In any case, your comment got me thinking about why that is, and what the most significant factors are—weight vs. width, etc. I’m not so sure that how quick a ski feels isn’t a function of width, at least in part, and I’m not sure it’s only a function of a ski’s weight, either, but you’re right in that weight definitely plays a role.

Tipping a 115mm-underfoot ski on edge to 30 degrees (or from one edge to the other) seems to take more effort / leverage than it does on a 85mm-underfoot ski. Why? I’m no engineer, but it would seem to have something to do with the distance between the center of your boot sole to the edge of the ski. If you put a candle on a holder with a very narrow base, it will take less force to tip it over than if you put that same candle on a holder with a very wide base. (All you scientifically-inclined readers out there, please feel free to chime in with a better, more sophisticated explanation, as I’m sure there is one.)

So I don’t think we can rule out width, but you’re right in mentioning weight because (in keeping with my weird candle analogy) the weight of the base of the candle does affect how easy it is to topple the candle. So at what point does the weight of the base play more of a role in keeping the candle upright than the width of the base? What’s going to feel quicker – a narrower, heavy ski, or a wider, lighter ski?

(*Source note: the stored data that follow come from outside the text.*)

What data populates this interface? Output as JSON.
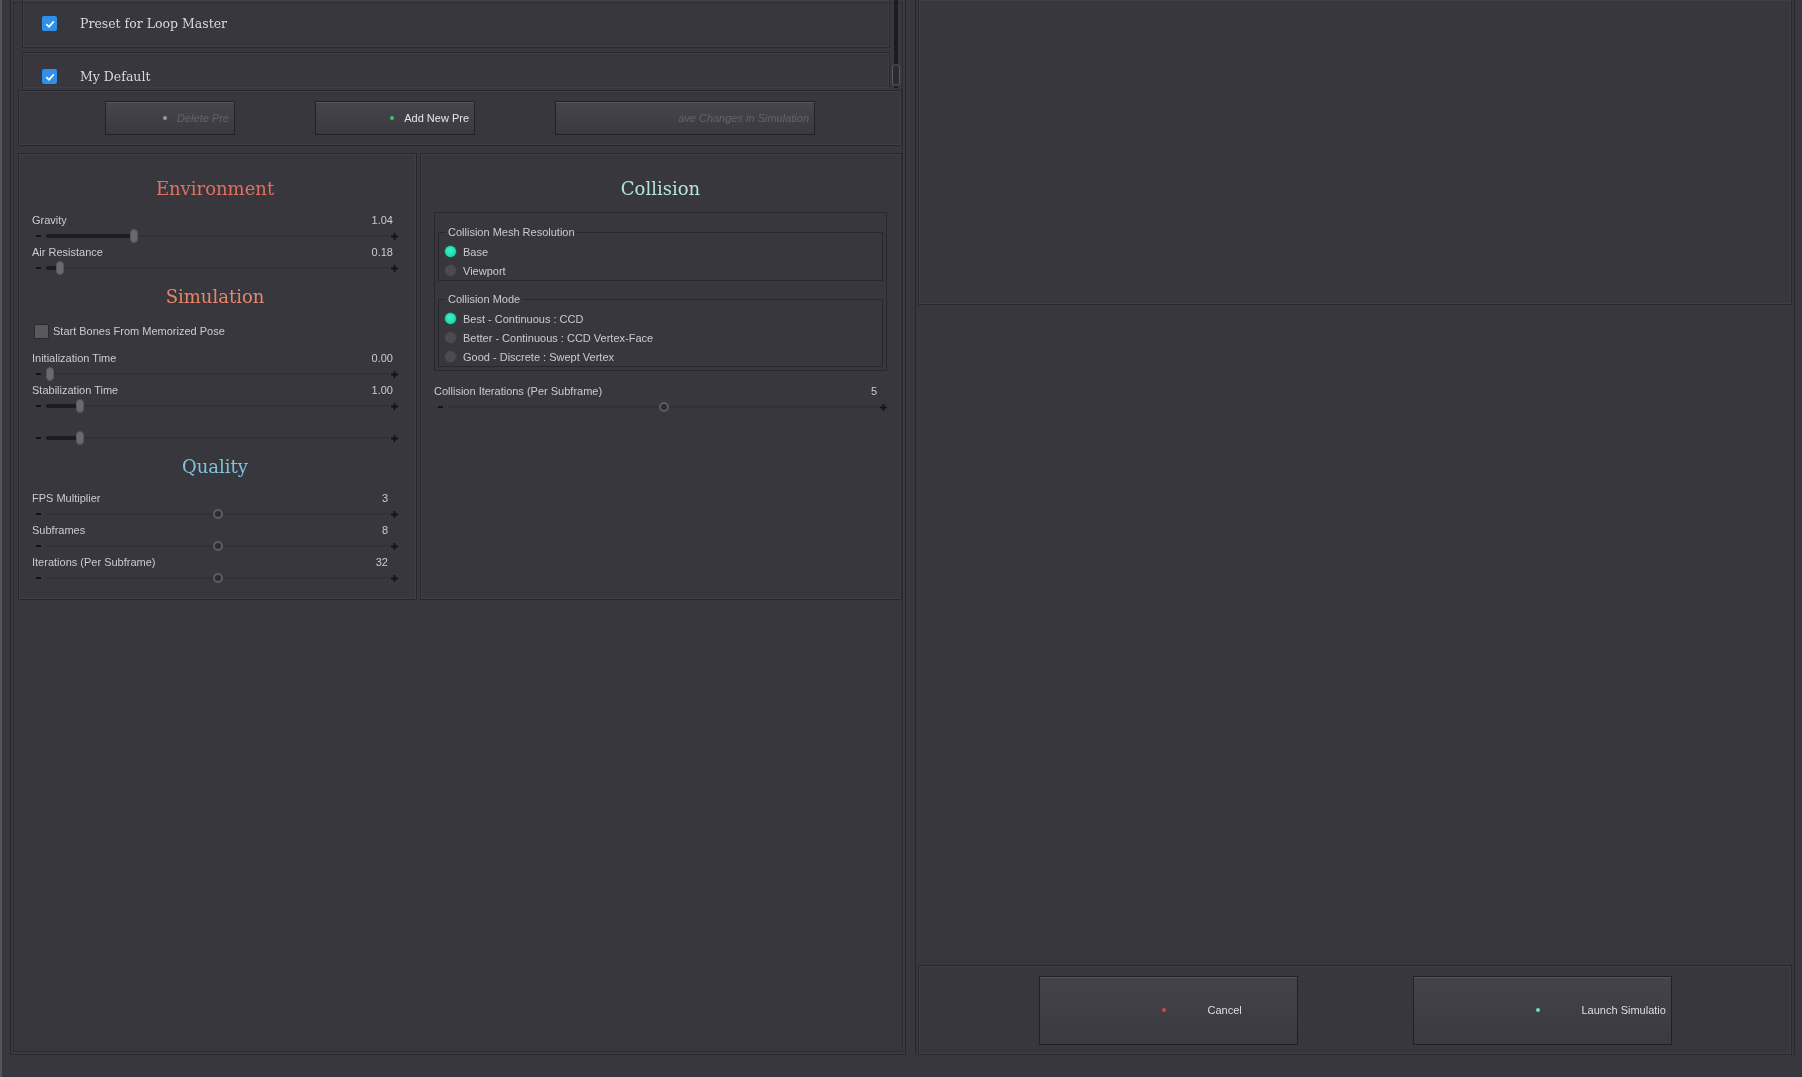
{
  "presets": [
    {
      "label": "Preset for Loop Master",
      "checked": true
    },
    {
      "label": "My Default",
      "checked": true
    }
  ],
  "preset_buttons": [
    {
      "label": "Delete Pre",
      "disabled": true,
      "color": "#9a9a9e"
    },
    {
      "label": "Add New Pre",
      "disabled": false,
      "color": "#3cc46c"
    },
    {
      "label": "ave Changes in Simulation",
      "disabled": true
    }
  ],
  "panels": [
    {
      "sections": [
        {
          "title": "Environment",
          "color": "#e0705f",
          "items": [
            {
              "kind": "range",
              "label": "Gravity",
              "value": "1.04",
              "level": 0.25
            },
            {
              "kind": "range",
              "label": "Air Resistance",
              "value": "0.18",
              "level": 0.03
            }
          ]
        },
        {
          "title": "Simulation",
          "color": "#e8866a",
          "items": [
            {
              "kind": "checkbox",
              "label": "Start Bones From Memorized Pose",
              "checked": false
            },
            {
              "kind": "range",
              "label": "Initialization Time",
              "value": "0.00",
              "level": 0
            },
            {
              "kind": "range",
              "label": "Stabilization Time",
              "value": "1.00",
              "level": 0.09
            },
            {
              "kind": "range",
              "level": 0.09
            }
          ]
        },
        {
          "title": "Quality",
          "color": "#7ec4dc",
          "items": [
            {
              "kind": "knob",
              "label": "FPS Multiplier",
              "value": "3",
              "level": 0.5
            },
            {
              "kind": "knob",
              "label": "Subframes",
              "value": "8",
              "level": 0.5
            },
            {
              "kind": "knob",
              "label": "Iterations (Per Subframe)",
              "value": "32",
              "level": 0.5
            }
          ]
        }
      ]
    },
    {
      "sections": [
        {
          "title": "Collision",
          "color": "#b2e4e2",
          "groups": [
            {
              "legend": "Collision Mesh Resolution",
              "options": [
                {
                  "label": "Base",
                  "selected": true
                },
                {
                  "label": "Viewport",
                  "selected": false
                }
              ]
            },
            {
              "legend": "Collision Mode",
              "options": [
                {
                  "label": "Best - Continuous : CCD",
                  "selected": true
                },
                {
                  "label": "Better - Continuous : CCD Vertex-Face",
                  "selected": false
                },
                {
                  "label": "Good - Discrete : Swept Vertex",
                  "selected": false
                }
              ]
            }
          ],
          "items": [
            {
              "kind": "knob",
              "label": "Collision Iterations (Per Subframe)",
              "value": "5",
              "level": 0.5
            }
          ]
        }
      ]
    }
  ],
  "actions": [
    {
      "label": "Cancel",
      "color": "#d8424e"
    },
    {
      "label": "Launch Simulatio",
      "color": "#70dcc6"
    }
  ]
}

At 124mm-underfoot the 188cm Line Magnum Opus is going to feel quicker than the 108mm-wide 188cm Armada Invictus, in part because the Opus is lighter (+1 for weight). Would a very heavy, 68mm-wide slalom ski with a race system binding on it feel quicker than, say, the 110mm-wide Volkl V-Werks Katana? Probably (+1 for width).

So lighter (but wider) can be quicker, but it’s not always the case. Weight and width are only two of many more variables in ski design. Sidecut, effective edge, length, flex, swing weight (how the weight is distributed on the ski, which is different from a ski’s overall weight), not to mention snow conditions, all play a role in how quickly and easily you’re able to get a ski from one turn to the next, or how hard it is to do so.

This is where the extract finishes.